James Franco stars as a dreamy Tristan and Sophia Myles as his feisty royal lover in director Kevin Reynolds’s 2006 epic romantic drama film based on the medieval romantic legend set in the Dark Ages in Britain and Ireland.
Rufus Sewell co-stars as Lord Marke of Cornwall, who plans to unify the various British tribes with him as high king to resist Irish domination. Marke welcomes the boy Tristan into his home and regards him as a son. He grows into a courageous warrior fiercely loyalty to Marke.

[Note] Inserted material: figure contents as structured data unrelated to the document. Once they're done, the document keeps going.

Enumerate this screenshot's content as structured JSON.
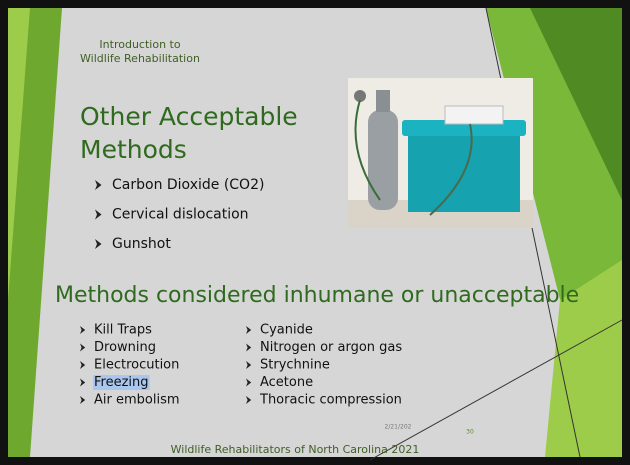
{
  "header": {
    "lines": [
      "Introduction to",
      "Wildlife Rehabilitation"
    ]
  },
  "title": {
    "lines": [
      "Other Acceptable",
      "Methods"
    ]
  },
  "acceptable": [
    "Carbon Dioxide (CO2)",
    "Cervical dislocation",
    "Gunshot"
  ],
  "subheading": "Methods considered inhumane or unacceptable",
  "unacceptable_left": [
    "Kill Traps",
    "Drowning",
    "Electrocution",
    "Freezing",
    "Air embolism"
  ],
  "unacceptable_right": [
    "Cyanide",
    "Nitrogen or argon gas",
    "Strychnine",
    "Acetone",
    "Thoracic compression"
  ],
  "footer": "Wildlife Rehabilitators of North Carolina 2021",
  "date": "2/21/202",
  "page_number": "30"
}
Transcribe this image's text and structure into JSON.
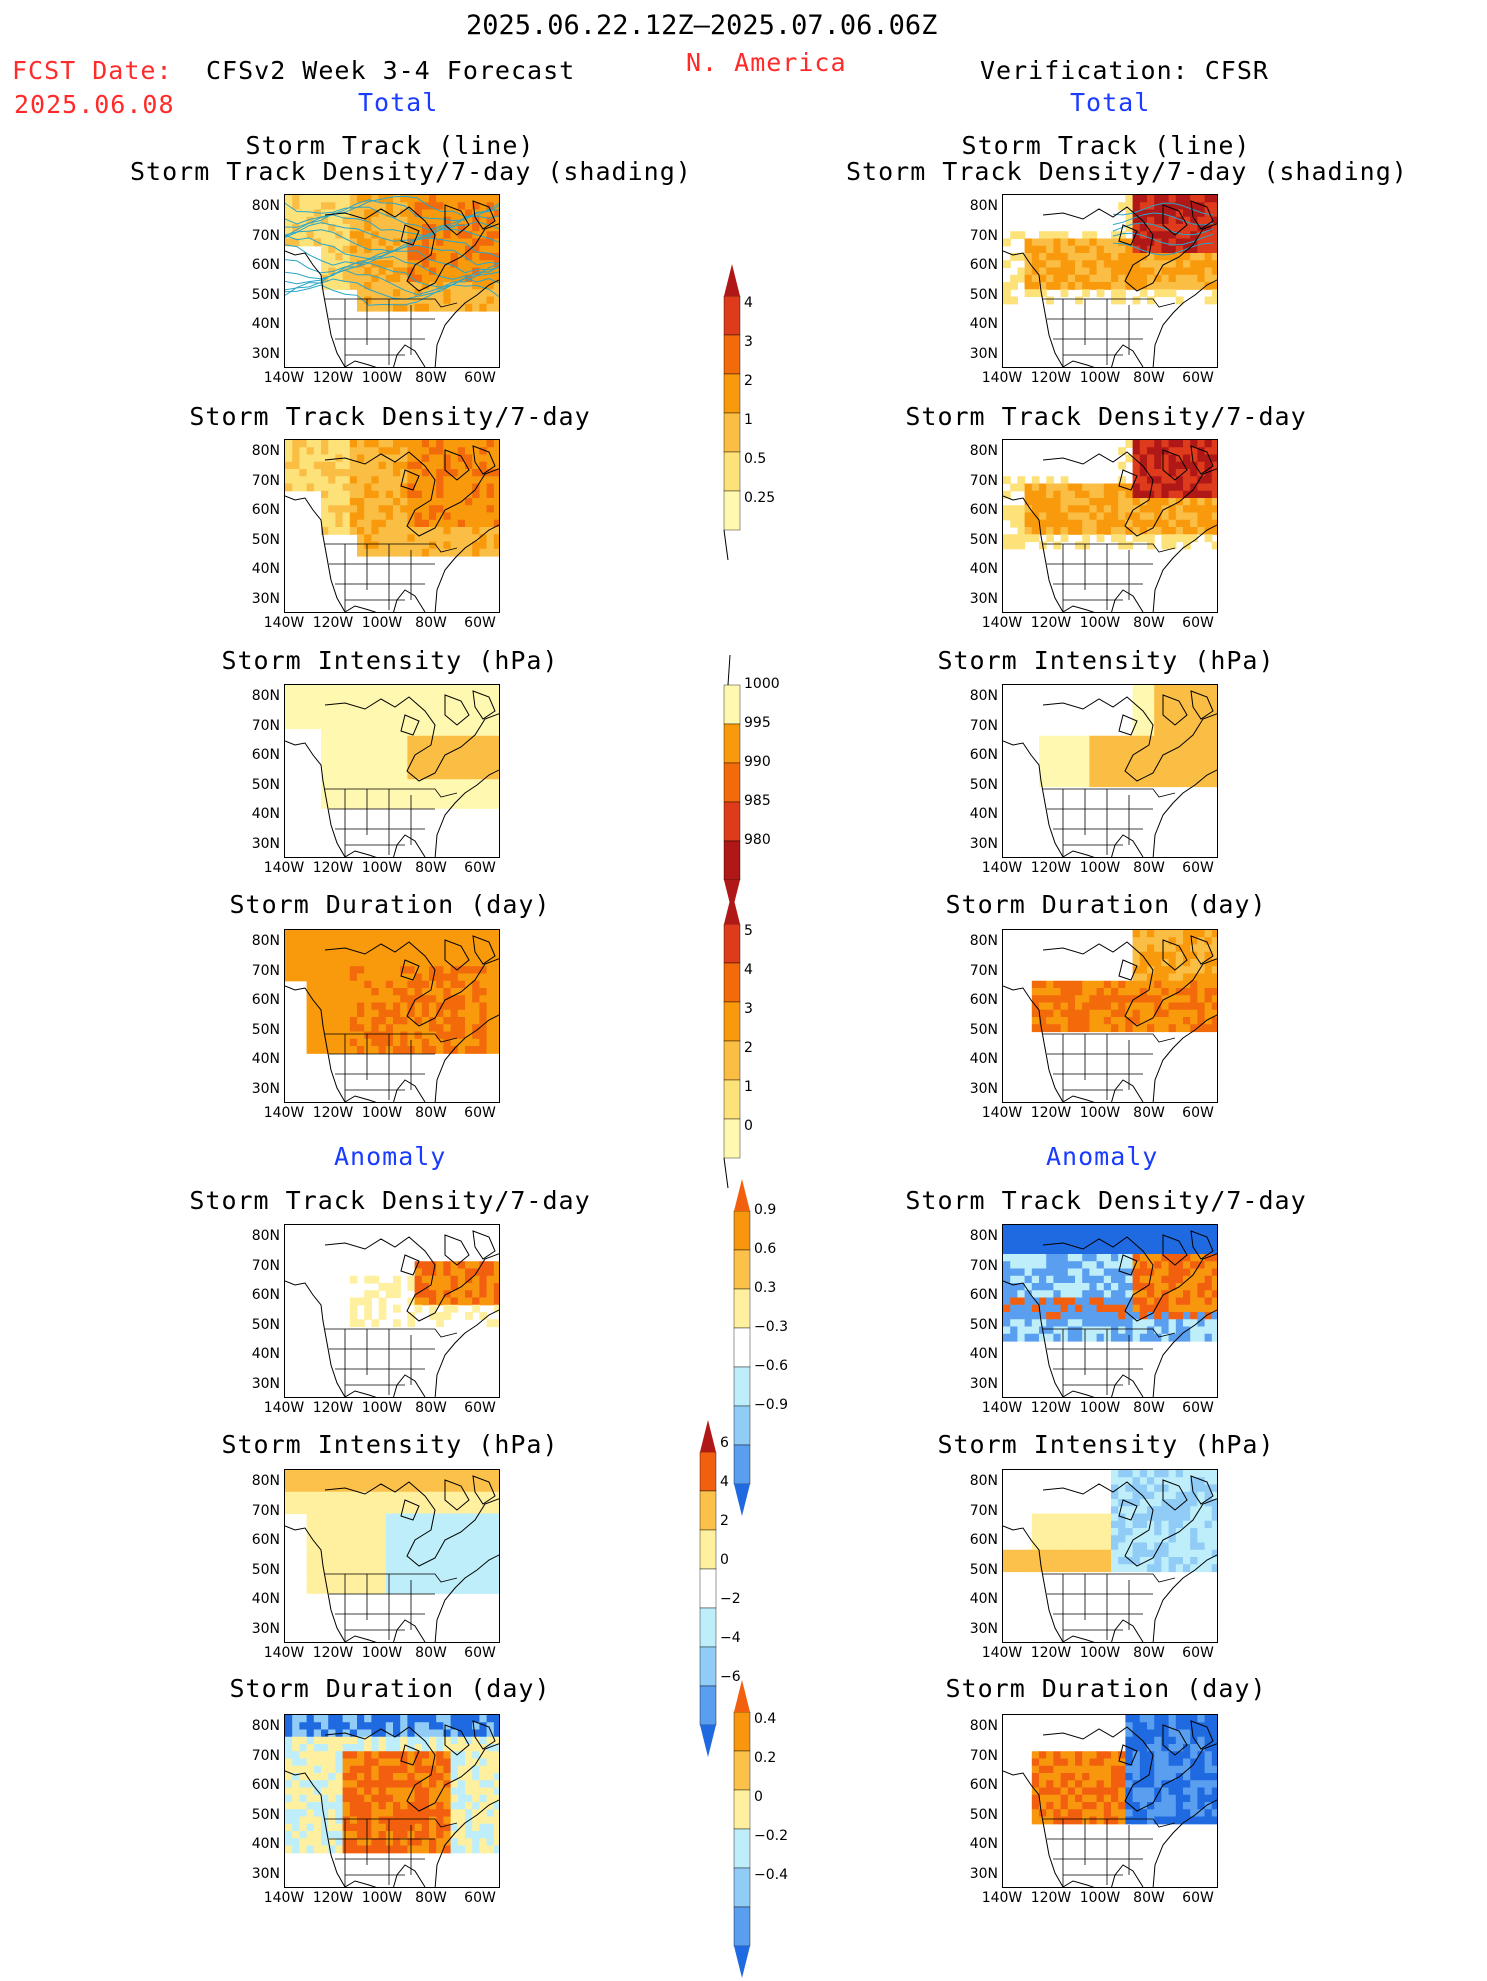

Tristan and his fellow Cornish warriors launch an attack on an Irish slave caravan. In the battle, he fights Morholt, Donnchadh’s champion and leader of his army, to whom Princess Isolde has been promised in marriage. Though he kills Morholt and Donnchadh’s forces are overrun, Tristan is severely wounded, believed dead. But Isolde and her maid Bragnae give an antidote to the poison from Morholt’s sword and secretly nurse him back to health. This is just the beginning of their troubles.
Tristan + Isolde is a long-cherished labour of love by Ridley Scott, who had been working on an adaptation since the mid-seventies, and eventually produced it with his late brother Tony Scott for their Scott Free company. It was costly and sadly none too popular, earning only $26million worldwide, and it proved its production company Franchise Pictures’ last film before bankruptcy.
But this hugely misunderstood and neglected movie is glorious to look at and wonderfully romantic, as is appropriate to its great Romeo and Juliet-style legend of doomed lovers. It’s packed with lovely performances, passion, sweeping sentiment, great, fierce battles, marvellous sets and superb images thanks to cinematographer Arthur Reinhart, and is graced with a beautiful original score by Anne Dudley.
Superman in the 2013 Man of Steel, Henry Cavill, has an early role as Marke’s nephew and Tristan’s old friend Melot.